DDE – The technology of processing of orders involving dealer that provides quotes.
You send a request for order and will get in the line of order process. Dealer compares the quote of your request and quote of the liquidity provider, and then executes the order.
NDDE – The technology of processing orders without the dealer. You have direct access to the market, where, thanks to the largest liquidity providers, we strive to give you the best price.
Your orders are executed immediately, without long queues and requotes.
Forex4you creates entirely new opportunities for unlimited profits for investors and traders. Read more about PAMM accounts.
Note: GMT+1 is Central European time (CET, summertime +1 hour)
Standard contract of Forex is 100 000 currency items. Most common leverage in forex trading is 1 to 100. Accounts of CENT group allow to open orders 1 000 000 smaller than standard contract size (with 1:100 leverage), accounts of CLASSIC group – 1000 times smaller (with 1:100 leverage). To achieve the lowest capital requirements clients may choose 1:500 leverage when registering an account – this leverage value would mean minimum capital of 2 cents for CENT accounts and 2 US dollars for CLASSIC accounts.
Minimum lot and step in trading terminal are equal to 0.0001 for CENT accounts but since there is no native support for cent accounts in MT platform – you have to choose 0.01. Minimum lot for CLASSIC accounts is 0.01, minimum step is 0.01.
|Leverage varies depending on equity of the trading account|
|From 0 to 10 000 USD||1:1000|
|From 10 000 to 100 000 USD||1:500|
|From 100 000 to 250 000 USD||1:200|
|From 250 000 to 500 000 USD||1:100|
|From 500 000 USD and more||1:50|
Margin – funds on balance available for new order opening and support throughout Forex trading process.
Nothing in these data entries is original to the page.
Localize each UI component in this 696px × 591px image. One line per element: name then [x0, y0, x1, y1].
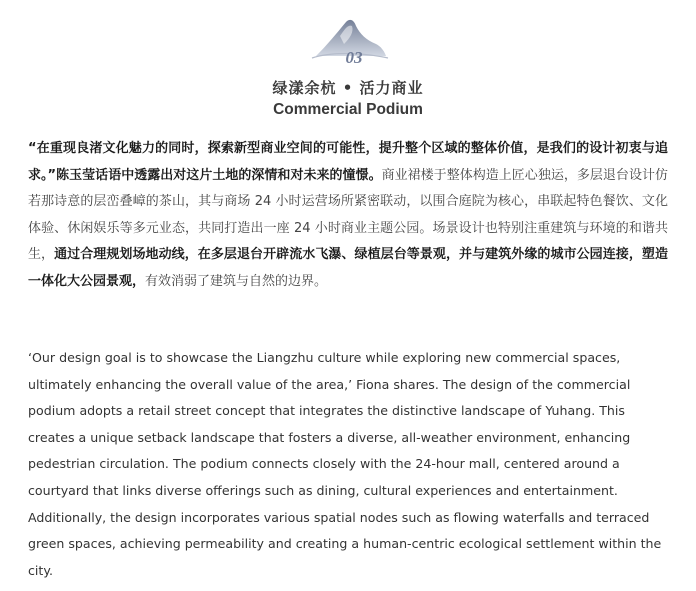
paragraph-chinese: [28, 136, 668, 295]
body-text-1: 商业裙楼于整体构造上匠心独运，多层退台设计仿若那诗意的层峦叠嶂的茶山，其与商场 24 小时运营场所紧密联动，以围合庭院为核心，串联起特色餐饮、文化体验、休闲娱乐等多元业态，共同打造出一座 24 小时商业主题公园。场景设计也特别注重建筑与环境的和谐共生，: [28, 167, 668, 262]
badge-number: 03: [345, 48, 363, 66]
body-text-2: 有效消弱了建筑与自然的边界。: [145, 273, 328, 289]
highlight-text: 通过合理规划场地动线，在多层退台开辟流水飞瀑、绿植层台等景观，并与建筑外缘的城市公园连接，塑造一体化大公园景观，: [28, 247, 668, 289]
section-title-cn: 绿漾余杭 • 活力商业: [272, 79, 424, 97]
quote-text: “在重现良渚文化魅力的同时，探索新型商业空间的可能性，提升整个区域的整体价值，是我们的设计初衷与追求。”: [28, 141, 668, 183]
paragraph-english: ‘Our design goal is to showcase the Liangzhu culture while exploring new commercial spaces, ultimately enhancing the overall value of the area,’ Fiona shares. The design of the commercial podium adopts a retail street concept that integrates the distinctive landscape of Yuhang. This creates a unique setback landscape that fosters a diverse, all-weather environment, enhancing pedestrian circulation. The podium connects closely with the 24-hour mall, centered around a courtyard that links diverse offerings such as dining, cultural experiences and entertainment. Additionally, the design incorporates various spatial nodes such as flowing waterfalls and terraced green spaces, achieving permeability and creating a human-centric ecological settlement within the city.: [28, 350, 662, 578]
section-title-en: Commercial Podium: [273, 101, 423, 118]
mountain-badge-icon: [310, 14, 390, 66]
speaker-text: 陈玉莹话语中透露出对这片土地的深情和对未来的憧憬。: [56, 167, 382, 183]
Its forbidden to close orders which will cause increasing the net position or net margin two hours before symbol break and market close on Friday. During this period, new positions can be opened with decreased leverage – 1:100.
(Example: 2 open orders – sell and buy for EURUSD symbol with same volume, in this case net position is equal 0. Partial or full close on one of these orders will lead to increasing net positions.)
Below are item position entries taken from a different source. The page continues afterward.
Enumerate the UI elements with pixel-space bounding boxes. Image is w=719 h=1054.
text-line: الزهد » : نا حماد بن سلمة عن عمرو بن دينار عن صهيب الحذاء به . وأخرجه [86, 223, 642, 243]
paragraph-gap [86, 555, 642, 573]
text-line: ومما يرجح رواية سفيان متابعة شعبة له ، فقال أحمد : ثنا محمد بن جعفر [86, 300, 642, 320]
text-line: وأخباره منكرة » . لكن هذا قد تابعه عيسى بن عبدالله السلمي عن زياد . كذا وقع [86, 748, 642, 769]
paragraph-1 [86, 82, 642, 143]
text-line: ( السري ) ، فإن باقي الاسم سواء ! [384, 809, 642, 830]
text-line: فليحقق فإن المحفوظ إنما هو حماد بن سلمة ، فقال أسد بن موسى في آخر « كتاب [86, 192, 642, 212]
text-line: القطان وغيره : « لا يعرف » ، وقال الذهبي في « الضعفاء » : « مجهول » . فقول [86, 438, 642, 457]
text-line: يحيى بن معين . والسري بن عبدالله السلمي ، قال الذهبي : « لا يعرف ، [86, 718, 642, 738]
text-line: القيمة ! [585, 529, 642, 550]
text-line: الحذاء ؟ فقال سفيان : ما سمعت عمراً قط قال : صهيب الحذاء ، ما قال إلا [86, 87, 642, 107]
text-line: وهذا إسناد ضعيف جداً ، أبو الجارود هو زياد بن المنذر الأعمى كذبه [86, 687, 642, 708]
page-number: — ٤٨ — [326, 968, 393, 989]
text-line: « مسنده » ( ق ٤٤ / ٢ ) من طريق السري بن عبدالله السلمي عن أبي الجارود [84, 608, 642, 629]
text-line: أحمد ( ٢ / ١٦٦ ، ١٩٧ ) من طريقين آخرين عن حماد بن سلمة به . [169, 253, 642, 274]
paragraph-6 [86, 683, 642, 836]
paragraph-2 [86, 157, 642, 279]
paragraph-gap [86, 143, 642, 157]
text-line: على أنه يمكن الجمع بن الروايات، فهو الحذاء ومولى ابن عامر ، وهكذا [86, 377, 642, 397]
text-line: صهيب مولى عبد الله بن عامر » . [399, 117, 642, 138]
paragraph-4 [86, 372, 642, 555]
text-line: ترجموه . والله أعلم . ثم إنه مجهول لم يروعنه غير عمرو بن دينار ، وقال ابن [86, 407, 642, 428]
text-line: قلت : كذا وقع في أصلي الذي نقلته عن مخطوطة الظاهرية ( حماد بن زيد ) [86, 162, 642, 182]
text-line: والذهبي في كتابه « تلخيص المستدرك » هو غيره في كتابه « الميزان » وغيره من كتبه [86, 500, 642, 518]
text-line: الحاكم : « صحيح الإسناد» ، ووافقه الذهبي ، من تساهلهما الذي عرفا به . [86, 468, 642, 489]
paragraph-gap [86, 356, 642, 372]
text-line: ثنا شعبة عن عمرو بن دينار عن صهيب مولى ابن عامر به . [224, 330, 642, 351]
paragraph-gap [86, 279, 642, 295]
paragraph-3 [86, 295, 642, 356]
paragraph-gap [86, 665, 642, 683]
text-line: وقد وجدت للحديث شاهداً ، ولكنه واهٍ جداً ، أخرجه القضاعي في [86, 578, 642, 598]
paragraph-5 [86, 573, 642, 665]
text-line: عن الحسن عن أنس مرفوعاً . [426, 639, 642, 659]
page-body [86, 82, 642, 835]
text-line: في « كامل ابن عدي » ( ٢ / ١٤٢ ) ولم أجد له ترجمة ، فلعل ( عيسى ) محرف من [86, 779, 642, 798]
It’s forbidden to close orders which will cause increasing the net position or net margin one hour before publication of important news (marked in our economic calendar as “!!!”), which is expected to increase market volatility. During this period, new positions can be opened with decreased leverage – 1:100.
Locked (hedged) margin – margin for the opening and maintenance of two opposite (locked) items on the same instrument. Margin of opening and maintaining two locked positions is equal to zero.
Lock Protection – If a closure of locked position will lead to margin level decrease below 100%, then this closure will be denied and you will receive message «Not enough margin». In this case orders can be closed by function “Multiply close by”.
If Lock Protection is triggered by Stop Loss or Take Profit, then this closure also will be denied and Stop Loss or Take Profit is set to zero.
Margin call level – the level of required margin, warning level. Margin call level on weekends and holidays rises to a value of 100% for accounts with leverage 1:100 and 500% for accounts with higher leverage. The broker has the rights to prohibit the opening / closing of the Forex orders and lowering the Margin to the Margin call level one or two hours before closing the market, as well as open hedging positions.
Stop Out level – required margin level. If equity has reached this level, orders are closed forcibly until the margin level is up to the minimum. Please note that our company uses Stop Out level to decrease own risks of clients going to a negative balance. Stop Out level should not be used by clients as a part of risk management strategy – stop loss orders must be used instead.
Please note that all pending orders will be cancelled after reaching StopOut/Credit StopOut level, if the trading account is on MarketPlace.
Gap level – is a criterion of gap activation (if the price gap is equal or greater than 1 spread for a given instrument, the gap mode is engaged). It’s used for automatically order’s executing by the dealer (both Stop Loss & Take Profit execute at the gap price). Activation proceeds on second tick after Gap Mode will be disabled.
Gap mode does not apply to trading accounts where orders are executed on our own aggregator MarketPlace, therefore pending orders will be executed, including Take Profit and Stop Loss, by market price, so slippage can even be 1 pip.
Market and pending orders including Stop Loss and Take Profit, might be not executed if the price has not been confirmed by the liquidity provider.
If pending order placed with Take Profit or/and Stop Loss and market price jumped over the order price and price of Take Profit/Stop Loss in gap level, this order will be opened by gap price and after that closed by market price with commentary [closed/gap]. Final result of this order will be negative with one spread.